B2M, RPII and UBC are frequently used for mRNA measures as reference genes in other tissues but not in skeletal muscle [41]. We added SF3A1, EEF1A2, HMBS and CASC3 as genes with validated stability in several cellular classes [16, 42, 43], but not in mammalian skeletal muscle. All the genes chosen belong to different functional classes to avoid co-variation between them.

Melting curves generated (not shown) ensure the correct amplification of all genes tested in this work when using the primers shown in Table 1, with PCR amplification efficiency values near to 100% [8, 9]; correlation coefficients (r2) between the logarithm of the cDNA starting quantity and the Ct were, at least, 0.95 for all genes (Table 2). Negative controls lacking template show no amplification or a very late exponential growth and, in this case, the melting curve reveals clearly identified negligible peaks.

GeNorm calculation of the internal control gene-stability measure (M) ranks our gene expression variations (Figure 1), SF3A1 and EEF1A2 being the most stable with an M value around 0.66. When ranking the reference genes by different methods (Table 2), we found that EEF1A2 appears as the best reference gene both in geNorm and Normfinder. Genes HMBS, ACTB, CASC3 and B2M can be accepted as stable with M values between 0.7 – 1, and to a lesser extent RPII and 18S with M values below 1.5.

Figure 1
figure 1

Gene expression stability of candidate reference genes. Gene expression stability of candidate reference genes in bovine muscular tissue analyzed by the geNorm program which proceeds to the stepwise exclusion of the genes whose relative expression levels are more variable among tissue samples. Threshold for eliminating a gene as unstable was M ≥ 1.5. Lower values of M correspond to the most stable genes, hence the most suitable for normalization.

Use of GAPDH as a housekeeping gene would not be appropriate, as it appears to be regulated in muscle tissue showing an M value of 1.63 and is thus not recommended as a reference gene. Actually this gene is ranked as the worst with all algorithms used here and the inadequate use of this gene has also been documented in other studies [43, 28]. Our assessment is that GAPDH, 18S and RPII are not able to make conclusions obtained by expression measures normalized with them, as these genes show expression differences between the two sets of samples.

As regards the number of genes to be used in expression studies, de Jonge et al. [21] report that no single gene qualifies as a 'real' housekeeping gene. The calculation of V values by geNorm for the proposed genes (Figure 2) is useful for deciding their optimal number to be used in an expression study [16]; pairwise variation between samples is reduced by the inclusion of additional reference genes and thus indicates the number of genes required to achieve an arbitrarily selected threshold of reference gene stability; a recommended cut-off value of 0.15 shows genes SF3A1 and EEF1A2 as having good stability in relative quantification.

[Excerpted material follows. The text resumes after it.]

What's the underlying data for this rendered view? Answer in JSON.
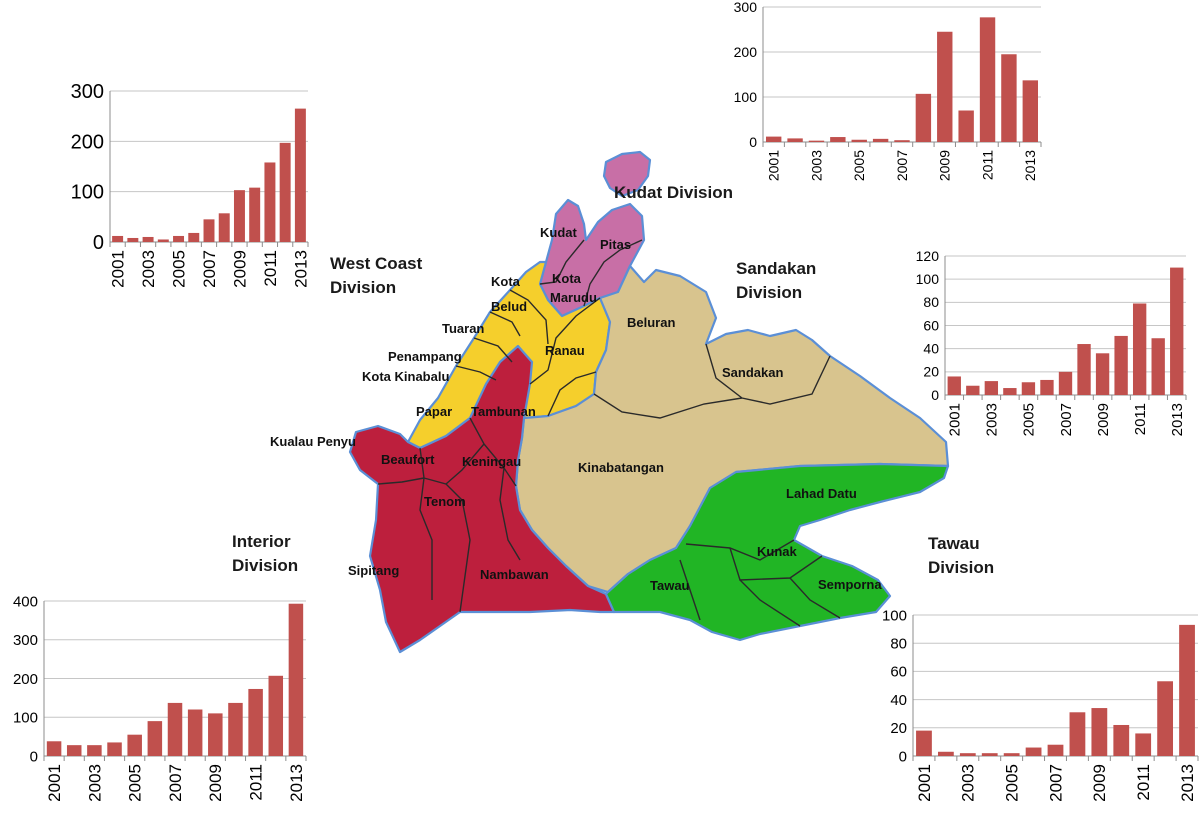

If HMBS, ACTB and/or CASC3 are added, a more accurate normalization can be performed, but the use of more than three control genes is unnecessary for the analyses [28].

Figure 2
figure 2

Evaluation of the optimum number of reference genes according to the geNorm software. The magnitude of the change in the normalization factor after the inclusion of an additional reference gene reflects the improvement obtained. Vi/i+1 represent the models being compared: those with i and i+1 reference genes.

Conclusion

Using the geometric mean of the three most stable genes listed, we conclude that SF3A1, EEF1A2 and HMBS would lead to powerful results in bovine skeletal muscle tissue. These genes have already shown stability in breast cancer [42], salmon muscle [43] and human fibroblasts [16], and now show to be stable in mammalian skeletal muscle transcriptome studies.